I have a program that starts a bunch of goroutines, feeds them data and when there is no more data, waits for the goroutines to finish. I use sync.WaitGroup. I am unsure if I am using correctly, in an idiomatic way or if there is a better solution.
Background
My real code reads a log file of disk-space and numbers of files backed up etc for several servers. The records are intermingled. From this data it produces a web-page report per server with graphs etc. It works but I believe I can more cleanly separate the functions if I use concurrency. This is a test program before I go ahead and refactor.

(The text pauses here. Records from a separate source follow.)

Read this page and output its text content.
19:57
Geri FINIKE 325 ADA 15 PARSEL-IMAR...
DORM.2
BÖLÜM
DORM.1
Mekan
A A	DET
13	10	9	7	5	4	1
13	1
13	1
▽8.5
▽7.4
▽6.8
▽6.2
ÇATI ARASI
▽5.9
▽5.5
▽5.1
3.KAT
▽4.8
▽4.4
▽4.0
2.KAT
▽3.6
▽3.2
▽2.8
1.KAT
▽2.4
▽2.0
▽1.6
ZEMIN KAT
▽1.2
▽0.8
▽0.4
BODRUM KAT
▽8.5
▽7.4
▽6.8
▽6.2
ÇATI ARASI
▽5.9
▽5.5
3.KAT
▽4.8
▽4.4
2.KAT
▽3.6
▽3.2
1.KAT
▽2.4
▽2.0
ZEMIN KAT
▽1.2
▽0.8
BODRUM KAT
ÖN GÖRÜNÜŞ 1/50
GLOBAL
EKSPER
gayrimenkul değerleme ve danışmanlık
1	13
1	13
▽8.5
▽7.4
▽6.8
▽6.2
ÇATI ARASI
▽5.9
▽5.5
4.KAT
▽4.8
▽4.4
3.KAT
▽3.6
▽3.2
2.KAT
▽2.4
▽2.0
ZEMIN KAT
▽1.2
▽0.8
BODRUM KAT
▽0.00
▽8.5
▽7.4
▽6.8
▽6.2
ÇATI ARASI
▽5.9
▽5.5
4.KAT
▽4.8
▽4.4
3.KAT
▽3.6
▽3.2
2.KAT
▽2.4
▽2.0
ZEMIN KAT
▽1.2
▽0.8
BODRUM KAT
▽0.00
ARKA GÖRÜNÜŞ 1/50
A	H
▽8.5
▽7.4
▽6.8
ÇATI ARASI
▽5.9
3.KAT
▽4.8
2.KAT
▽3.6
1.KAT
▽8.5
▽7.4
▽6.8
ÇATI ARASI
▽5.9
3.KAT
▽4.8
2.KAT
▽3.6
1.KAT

Code (72 lines including data)
package main
import (
"fmt"
"strconv"
"strings"
"sync"
)
func main() {
p := newPool()
defer p.Close()
for _, line := range strings.Split(logData, "\n") {
f := strings.Fields(line)
yr, _ := strconv.Atoi(f[0])
sub := f[1]
amt, _ := strconv.Atoi(f[2])
r := logRec{yr, sub, amt}
p.Report(r)
}
}
type logRec struct {
when int
subject string
amount int
}
type pool struct {
reporters map[string]chan logRec
wg *sync.WaitGroup
}
func newPool() pool {
rs := make(map[string]chan logRec)
var wg sync.WaitGroup
return pool{reporters: rs, wg: &wg}
}
func (p *pool) Report(rec logRec) {
if _, ok := p.reporters[rec.subject]; !ok {
c := make(chan logRec)
p.wg.Add(1)
go func() {
defer p.wg.Done()
tot := 0
for r := range c {
tot += r.amount
}
fmt.Printf("Total for %s is %d\n", rec.subject, tot)
}()
p.reporters[rec.subject] = c
}
p.reporters[rec.subject] <- rec
}
func (p pool) Close() {
for _, c := range p.reporters {
close(c)
}
p.wg.Wait()
}
const logData = `2018 apples 9
2018 oranges 5
2019 apples 27
2019 lemons 13
2019 oranges 2
2020 oranges 1
2020 apples 16
2020 lemons 3`
Output
Total for oranges is 8
Total for lemons is 16
Total for apples is 52
Question:
Can I improve this? Is there a better way to wait or a more idiomatic use of WaitGroups?